Deutschland hat auf der Erdkugel eine günstige Lage. Mitteleuropa liegt im Westwindgürtel der Erde, daher gibt es während der Vegetationsperiode immer wieder einmal Kaltluft und einmal Warmluft. Das ergibt regelmäßige Niederschläge als Voraussetzung für Pflanzenwachstum. Es gibt bei uns keine extremen Abweichungen von langjährigen Mittel. In anderen Ländern ist es anders, wir entsinnen uns an die große Dürre im mittleren Westen der USA im Jahre 2012. Die USA und Kanada sind eine Kornkammer der Erde, sie exportieren insgesamt so viel Weizen, wie in Deutschland an Getreide geerntet wird. Eine Dürre hat es dort schon öfter gegeben, zum Beispiel in 1988, 2002, 2011 [5]. Warum verzichtet man bei uns mit günstigen klimatischen Verhältnissen und einer recht sicheren Ernte auf Nahrungserzeugung, um als Ersatz auf die Ernte aus Staaten mit unsichereren Verhältnissen zurückzugreifen?
Es wird viel über Wirkungsgrade diskutiert, der Wirkungsgrad unserer Kernkraftwerke mit ca. 33% wird als zu niedrig angeprangert. Natürlich gibt es besseres, zum Beispiel moderne Kohlekraftwerke  (bei Braunkohle BoA mit ca. 45%) und Gaskraftwerke mit über 50% (Irsching 5). In Deutschland haben moderne Kraftwerke oft einen Wirkungsgrad NULL, wenn sie wegen der Vorrangeinspeisung vom Strom von Wind und Sonne nach EEG still stehen müssen. Die Natur darf immer produzieren, die Pflanzen assimilieren immer, sie verwandeln Sonnenenergie in chemische Energie. Deren Wirkungsgrad variiert in einem großen Bereich zwischen 0,05% und 0,5%, je nach Boden, klimatischen Verhältnissen, Düngung, Pflanzenart. Kraftwerke mit 33% Wirkungsgrad werden still gelegt, beim Ersatz ist dieser gerade einmal ein Hundertstel — ist das Fortschritt?

Was will Deutschlands Regierung?

In den neuen Beschlüssen der Regierung zum EEG von vor wenigen Tagen will die Regierung den Zubau im Rahmen des EEG begrenzen, bei Biomasse wird 100MW pro Jahr genannt.
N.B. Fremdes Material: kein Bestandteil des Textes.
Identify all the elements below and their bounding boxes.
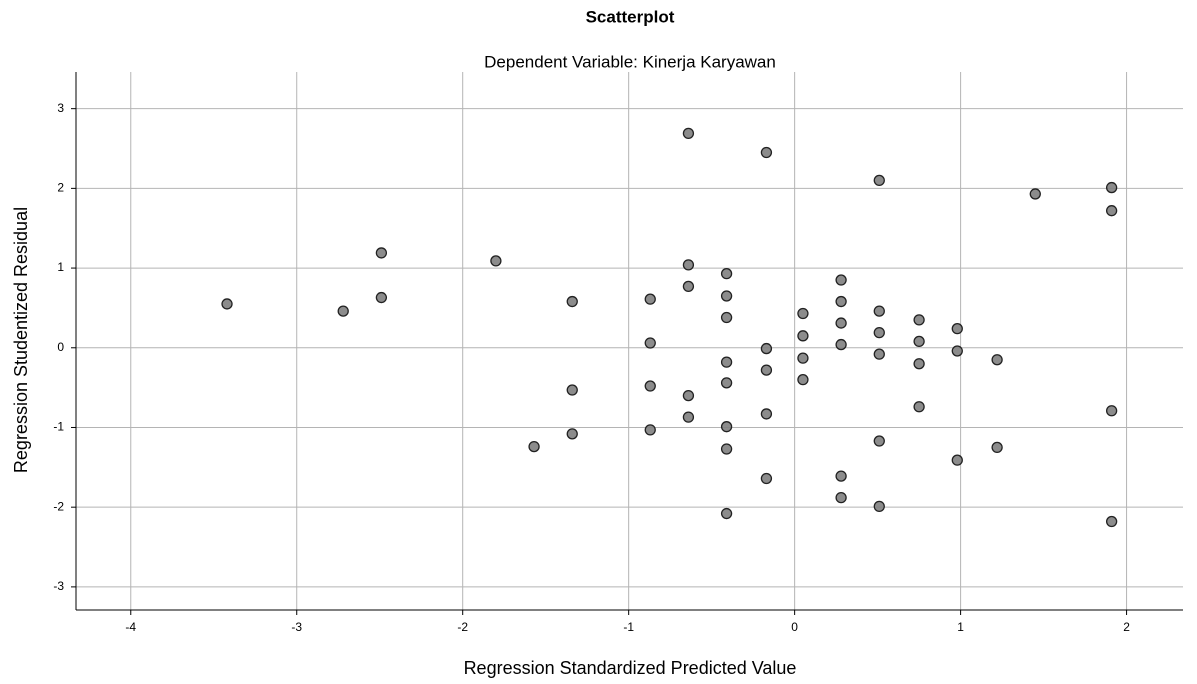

Was bedeutet das?
Mit 100MW (elektrisch) kann man bei 5000 Stunden im Jahr 500 Mill. kWh Strom erzeugen.
Beim Wirkungsgrad von einem Drittel sind dafür 1500 Mill. kWh an primärer Biomasse erforderlich.
Damit könnte man auch Lebensmittel für rund 1,5 Millionen Menschen erzeugen.
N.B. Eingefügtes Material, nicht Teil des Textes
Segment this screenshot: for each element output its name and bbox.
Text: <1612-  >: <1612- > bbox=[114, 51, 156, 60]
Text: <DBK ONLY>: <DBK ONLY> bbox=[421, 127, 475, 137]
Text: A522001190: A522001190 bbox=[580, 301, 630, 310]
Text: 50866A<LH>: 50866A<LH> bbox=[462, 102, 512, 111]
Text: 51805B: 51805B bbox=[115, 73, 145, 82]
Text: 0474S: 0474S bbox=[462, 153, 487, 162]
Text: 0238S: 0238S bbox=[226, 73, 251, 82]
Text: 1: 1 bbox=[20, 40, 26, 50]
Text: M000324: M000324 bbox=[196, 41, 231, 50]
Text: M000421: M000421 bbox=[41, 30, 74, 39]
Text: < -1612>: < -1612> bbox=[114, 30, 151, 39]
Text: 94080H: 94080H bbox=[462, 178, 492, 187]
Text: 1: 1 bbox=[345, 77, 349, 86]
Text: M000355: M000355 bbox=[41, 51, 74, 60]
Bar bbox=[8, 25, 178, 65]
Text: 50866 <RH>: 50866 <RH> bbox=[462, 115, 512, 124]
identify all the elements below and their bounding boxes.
Deutschland will den globalen Lebensmittelmarkt weiterhin knapp halten, ihm jedes Jahr Nahrung für etwa eine weitere Million Menschen entziehen – warum?
Wäre es nicht nützlich, hier eine „Ethikkommission“ einzusetzen mit Sozialwissenschaftlern und Vertretern aus den Kirchen um mögliche Zusammenhänge mit dem Hunger auf der Welt, mit dem Aufbegehren der Armen, mit den Flüchtlingsströmen aufzuzeigen?

Wo liegt das Risiko der Kernkraft?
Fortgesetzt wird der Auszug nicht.